A Lincolnshire mother has spoken of her “shock and confusion” after she was told that her child had a stroke while in labour.
Local lad Jack Lyner battled through and raised thousands of pounds for charity after surviving the stroke in the womb.
Jack was given a “Life After Stroke Award” by the Stroke Association in recognition of his courage on Monday, February 18.
It was a tough start for the young boy when he was born in February 2011.
Tests revealed that Jack had a bleed on the brain and was unable to support himself on the left side.
Jack was then told that he had epilepsy in 2013 and then autism on his fifth birthday.
Now at seven-years-old, Jack struggles to walk some days but luckily he has the use of his own personalised wheel chair.
Stacey Lyner, mother of Jack, said: “We were shocked and confused with so many mixed emotions when we found out about Jack’s stroke.
“We were asking ourselves, why had this happened to our son?”
“Jack continues to face many challenges with his stroke and Autism too. He struggles socially and new surroundings cause him worry and anxiety.
“Jack is a very determined young man.

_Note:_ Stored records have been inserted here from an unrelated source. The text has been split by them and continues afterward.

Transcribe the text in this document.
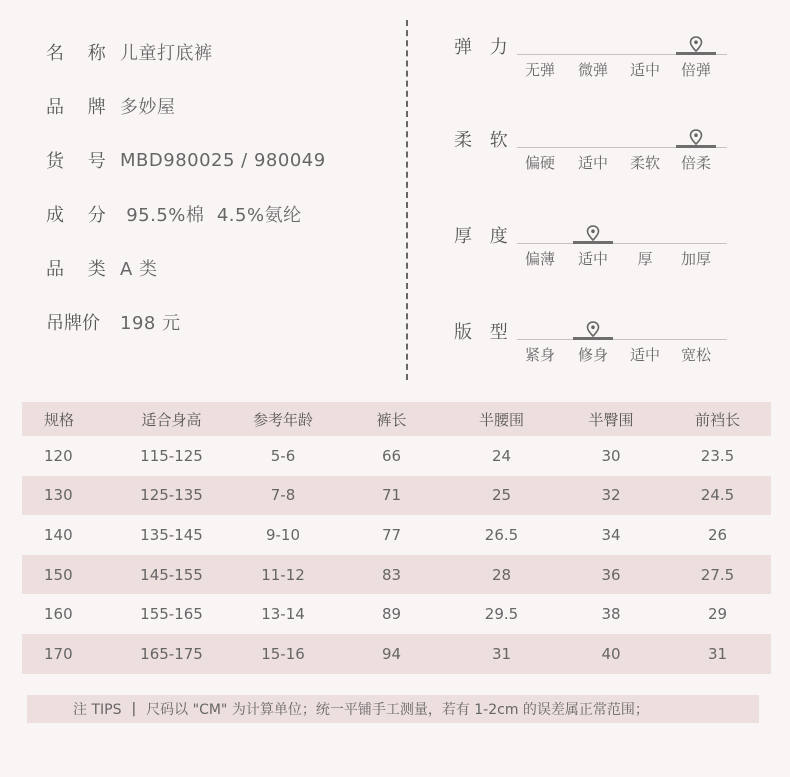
名 称 儿童打底裤
品 牌 多妙屋
货 号 MBD980025 / 980049
成 分 95.5%棉  4.5%氨纶
品 类 A 类
吊牌价	198 元
弹 力
无弹	微弹	适中	倍弹
柔 软
偏硬	适中	柔软	倍柔
厚 度
偏薄	适中	厚	加厚
版 型
紧身	修身	适中	宽松
规格	适合身高	参考年龄	裤长	半腰围	半臀围	前裆长
120	115-125	5-6	66	24	30	23.5
130	125-135	7-8	71	25	32	24.5
140	135-145	9-10	77	26.5	34	26
150	145-155	11-12	83	28	36	27.5
160	155-165	13-14	89	29.5	38	29
170	165-175	15-16	94	31	40	31
注 TIPS | 尺码以 "CM" 为计算单位；统一平铺手工测量，若有 1-2cm 的误差属正常范围；
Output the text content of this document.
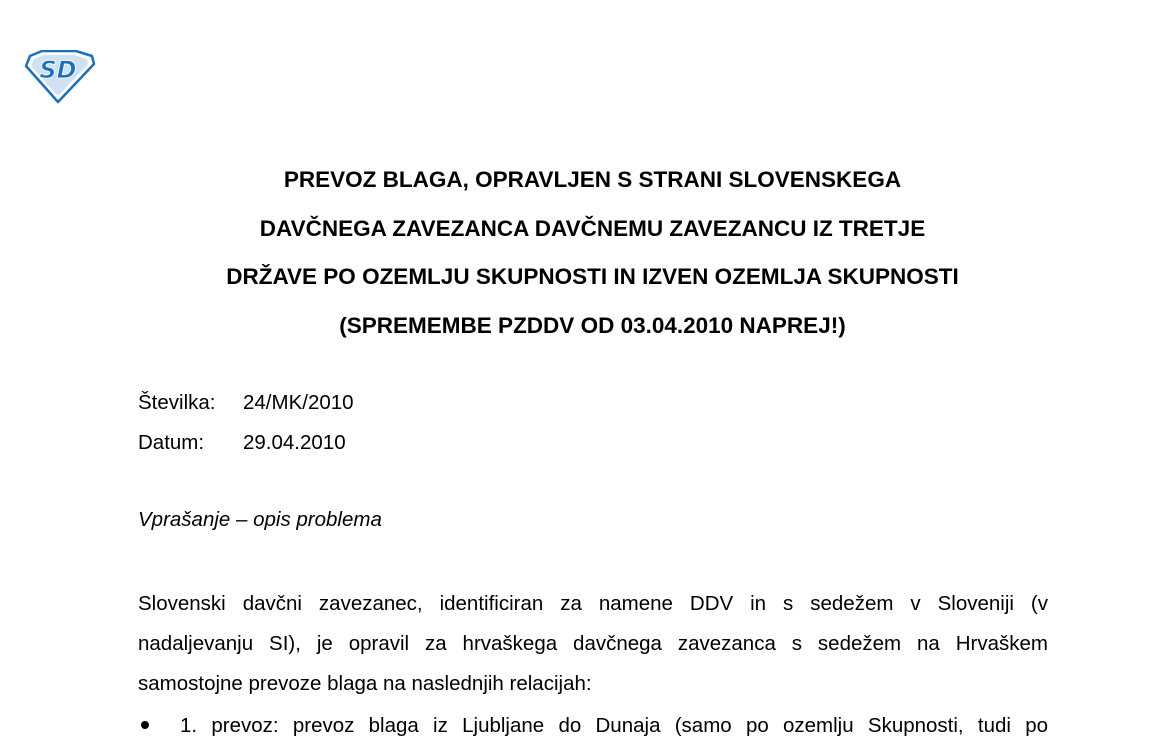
SD
PREVOZ BLAGA, OPRAVLJEN S STRANI SLOVENSKEGA
DAVČNEGA ZAVEZANCA DAVČNEMU ZAVEZANCU IZ TRETJE
DRŽAVE PO OZEMLJU SKUPNOSTI IN IZVEN OZEMLJA SKUPNOSTI
(SPREMEMBE PZDDV OD 03.04.2010 NAPREJ!)
Številka:	24/MK/2010
Datum:	29.04.2010
Vprašanje – opis problema
Slovenski davčni zavezanec, identificiran za namene DDV in s sedežem v Sloveniji (v
nadaljevanju SI), je opravil za hrvaškega davčnega zavezanca s sedežem na Hrvaškem
samostojne prevoze blaga na naslednjih relacijah:
1. prevoz: prevoz blaga iz Ljubljane do Dunaja (samo po ozemlju Skupnosti, tudi po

He tries so hard to enjoy life to the full, no matter what hurdles are thrown in front of him.”
Jack is a huge sports fan and loves to play disability football, table tennis, cricket and he is also the mascot for his favourite team, Gainsborough Trinity F.C.
“We are extremely proud of our son and all that he has achieved, some days are easier than others but you have to take the rough with the smooth.”

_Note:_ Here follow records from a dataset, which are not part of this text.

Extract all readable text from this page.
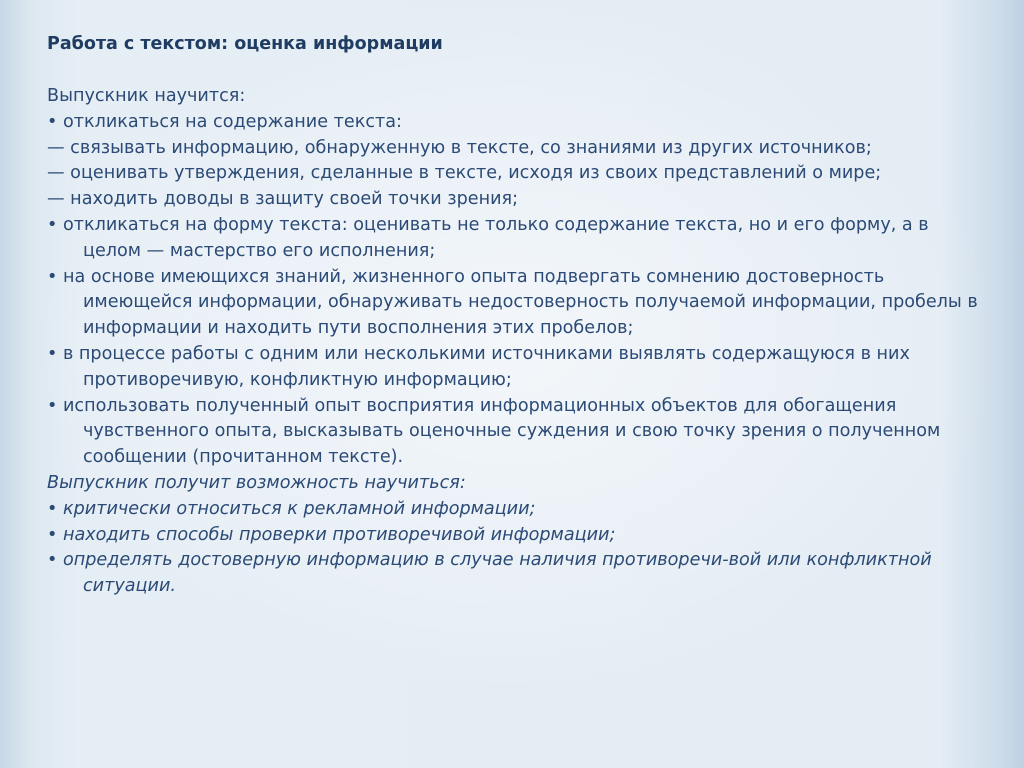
Работа с текстом: оценка информации

Выпускник научится:

• откликаться на содержание текста:

— связывать информацию, обнаруженную в тексте, со знаниями из других источников;

— оценивать утверждения, сделанные в тексте, исходя из своих представлений о мире;

— находить доводы в защиту своей точки зрения;

• откликаться на форму текста: оценивать не только содержание текста, но и его форму, а в целом — мастерство его исполнения;

• на основе имеющихся знаний, жизненного опыта подвергать сомнению достоверность имеющейся информации, обнаруживать недостоверность получаемой информации, пробелы в информации и находить пути восполнения этих пробелов;

• в процессе работы с одним или несколькими источниками выявлять содержащуюся в них противоречивую, конфликтную информацию;

• использовать полученный опыт восприятия информационных объектов для обогащения чувственного опыта, высказывать оценочные суждения и свою точку зрения о полученном сообщении (прочитанном тексте).

Выпускник получит возможность научиться:

• критически относиться к рекламной информации;

• находить способы проверки противоречивой информации;

• определять достоверную информацию в случае наличия противоречи-вой или конфликтной ситуации.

Jack has helped to raise thousands of pounds for various charities and has taken part in the Stroke Assocaition’s ‘Step Out for Stroke’ campaign for the past four years.
Stroke is a condition that is often associated with older people but anyone can have a stroke including babies and children.
It affects five out of every 100,000 children a year in the UK and the causes of stroke are very different from those of adults.